La tendance de la
jurisprudence est de considérer que toute clause
d’irresponsabilité est nulle dès lors qu’elle concerne la
vie et l’intégrité corporelle. De même, les clauses
exonératoires ou limitatives de responsabilité sont
écartées en cas de faute lourde ou de faute intentionnelle
de l’association.
Enfin, les membres
ou usagers doivent être parfaitement informés de l’étendue
de la responsabilité de l’association. À cet effet,
l’association doit se donner les moyens d’informer les
usagers de manière explicite. Une clause écrite dans un
règlement intérieur qui n’est jamais distribué ne suffit
pas pour être valable.
C’est le cas, par
exemple, pour les centres de vacances, qui, en accueillant
des enfants, s’engagent tacitement à les surveiller et à
les protéger contre les accidents ordinaires auquel
peuvent les exposer naturellement leur étourderie et les
dangers que présentent les lieux ou ils sont installés.

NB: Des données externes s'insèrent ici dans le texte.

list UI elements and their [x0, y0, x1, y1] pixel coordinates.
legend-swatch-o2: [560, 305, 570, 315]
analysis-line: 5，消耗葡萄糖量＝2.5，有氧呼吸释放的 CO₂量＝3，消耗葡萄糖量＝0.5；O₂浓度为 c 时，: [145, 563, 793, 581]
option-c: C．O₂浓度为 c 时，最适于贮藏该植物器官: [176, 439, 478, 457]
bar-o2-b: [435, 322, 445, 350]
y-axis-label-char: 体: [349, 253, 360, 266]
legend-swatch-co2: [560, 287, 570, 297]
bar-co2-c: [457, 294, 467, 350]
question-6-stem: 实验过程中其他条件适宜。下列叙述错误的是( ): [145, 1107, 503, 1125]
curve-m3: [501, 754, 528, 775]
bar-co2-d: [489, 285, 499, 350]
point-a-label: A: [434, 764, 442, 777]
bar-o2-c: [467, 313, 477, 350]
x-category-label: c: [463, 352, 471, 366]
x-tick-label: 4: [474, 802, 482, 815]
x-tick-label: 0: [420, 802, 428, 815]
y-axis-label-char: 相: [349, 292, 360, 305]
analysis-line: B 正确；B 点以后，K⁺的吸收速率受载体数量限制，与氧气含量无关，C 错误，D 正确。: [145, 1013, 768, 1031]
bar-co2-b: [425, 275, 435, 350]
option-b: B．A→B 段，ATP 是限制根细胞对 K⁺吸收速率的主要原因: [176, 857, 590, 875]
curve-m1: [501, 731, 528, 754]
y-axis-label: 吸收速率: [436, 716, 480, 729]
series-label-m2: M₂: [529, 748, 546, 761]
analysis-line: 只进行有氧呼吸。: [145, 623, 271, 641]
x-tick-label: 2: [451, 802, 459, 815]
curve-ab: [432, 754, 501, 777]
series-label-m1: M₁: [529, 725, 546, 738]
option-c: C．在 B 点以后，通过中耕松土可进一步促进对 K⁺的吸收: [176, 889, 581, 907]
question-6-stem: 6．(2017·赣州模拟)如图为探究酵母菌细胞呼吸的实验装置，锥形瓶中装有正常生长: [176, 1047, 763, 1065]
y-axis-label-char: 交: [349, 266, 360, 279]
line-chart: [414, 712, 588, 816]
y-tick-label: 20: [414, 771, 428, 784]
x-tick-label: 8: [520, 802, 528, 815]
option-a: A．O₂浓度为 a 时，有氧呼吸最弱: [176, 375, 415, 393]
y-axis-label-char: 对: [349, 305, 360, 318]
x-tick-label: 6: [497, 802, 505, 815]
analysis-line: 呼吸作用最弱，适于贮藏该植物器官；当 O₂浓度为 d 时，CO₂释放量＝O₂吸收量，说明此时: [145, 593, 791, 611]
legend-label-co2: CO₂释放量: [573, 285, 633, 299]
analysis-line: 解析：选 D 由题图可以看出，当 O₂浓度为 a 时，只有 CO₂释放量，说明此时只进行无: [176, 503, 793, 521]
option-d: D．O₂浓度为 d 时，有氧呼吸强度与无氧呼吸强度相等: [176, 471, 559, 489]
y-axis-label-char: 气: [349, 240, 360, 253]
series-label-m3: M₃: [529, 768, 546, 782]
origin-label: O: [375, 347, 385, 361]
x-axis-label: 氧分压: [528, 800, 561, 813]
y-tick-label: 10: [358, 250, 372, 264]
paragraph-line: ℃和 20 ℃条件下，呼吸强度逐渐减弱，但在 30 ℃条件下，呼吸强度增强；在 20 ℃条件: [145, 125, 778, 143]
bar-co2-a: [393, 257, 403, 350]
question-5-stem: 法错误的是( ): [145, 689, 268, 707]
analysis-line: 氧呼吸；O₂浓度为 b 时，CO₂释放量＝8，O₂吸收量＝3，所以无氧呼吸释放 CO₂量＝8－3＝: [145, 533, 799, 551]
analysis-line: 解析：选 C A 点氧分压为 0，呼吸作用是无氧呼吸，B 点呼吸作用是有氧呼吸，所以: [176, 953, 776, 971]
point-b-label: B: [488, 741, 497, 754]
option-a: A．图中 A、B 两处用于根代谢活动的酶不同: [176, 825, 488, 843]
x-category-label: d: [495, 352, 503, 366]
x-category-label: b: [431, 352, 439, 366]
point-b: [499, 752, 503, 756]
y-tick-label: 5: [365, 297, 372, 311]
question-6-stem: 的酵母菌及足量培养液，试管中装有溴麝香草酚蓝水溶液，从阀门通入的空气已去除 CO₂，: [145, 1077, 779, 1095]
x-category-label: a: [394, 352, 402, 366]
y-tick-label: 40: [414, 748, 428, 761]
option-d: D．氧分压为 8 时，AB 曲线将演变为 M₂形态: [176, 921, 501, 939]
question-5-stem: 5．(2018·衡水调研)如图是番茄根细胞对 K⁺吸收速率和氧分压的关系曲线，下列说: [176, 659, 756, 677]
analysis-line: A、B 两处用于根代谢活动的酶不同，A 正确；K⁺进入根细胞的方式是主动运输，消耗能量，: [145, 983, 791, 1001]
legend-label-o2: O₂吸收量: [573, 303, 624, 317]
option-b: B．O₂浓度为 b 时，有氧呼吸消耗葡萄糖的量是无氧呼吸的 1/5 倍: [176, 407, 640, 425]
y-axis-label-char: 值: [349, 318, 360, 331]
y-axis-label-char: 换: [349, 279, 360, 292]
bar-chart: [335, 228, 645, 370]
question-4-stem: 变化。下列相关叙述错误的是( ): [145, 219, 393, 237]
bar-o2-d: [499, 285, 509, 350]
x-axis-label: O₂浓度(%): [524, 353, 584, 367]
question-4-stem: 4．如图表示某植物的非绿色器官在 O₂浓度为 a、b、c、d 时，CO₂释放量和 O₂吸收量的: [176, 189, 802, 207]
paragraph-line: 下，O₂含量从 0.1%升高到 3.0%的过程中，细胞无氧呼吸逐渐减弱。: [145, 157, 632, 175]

Une clause limitant la responsabilité de l’encadrement est
nulle.
Les
autorisations parentales
Les associations ne
peuvent pas valablement contracter avec des mineurs
non-émancipés et doivent exiger l’autorisation des
parents, faute de quoi la responsabilité délictuelle de
l’association pourrait être engagée.
Cependant, la
jurisprudence a admis, dans certains cas, l’existence
d’une autorisation tacite, partant du fait que les parents
ne pouvaient pas ne pas savoir que leur enfant pratiquait
telle activité.
Mais cette
autorisation parentale n’exonère pas l’association qui est
responsable des dommages causés par les personnes dont
elle répond.
Dans
les statuts
On ne peut se
dérober à l’application du droit et se décharger d’une
responsabilité que l’on doit assumer, même si on écrit
cette dérogation.
Dans certains
statuts d’association, on trouve des phrases du type :
« Aucun membre de l’association ne peut être tenu pour
personnellement responsable des engagements contractés par
elle. Seul le patrimoine de l’association répond de ses
engagements. ». Cette clause n’a aucune valeur juridique,
et il faut la retirer des statuts car elle induit en
erreur ceux qui se croient protégés.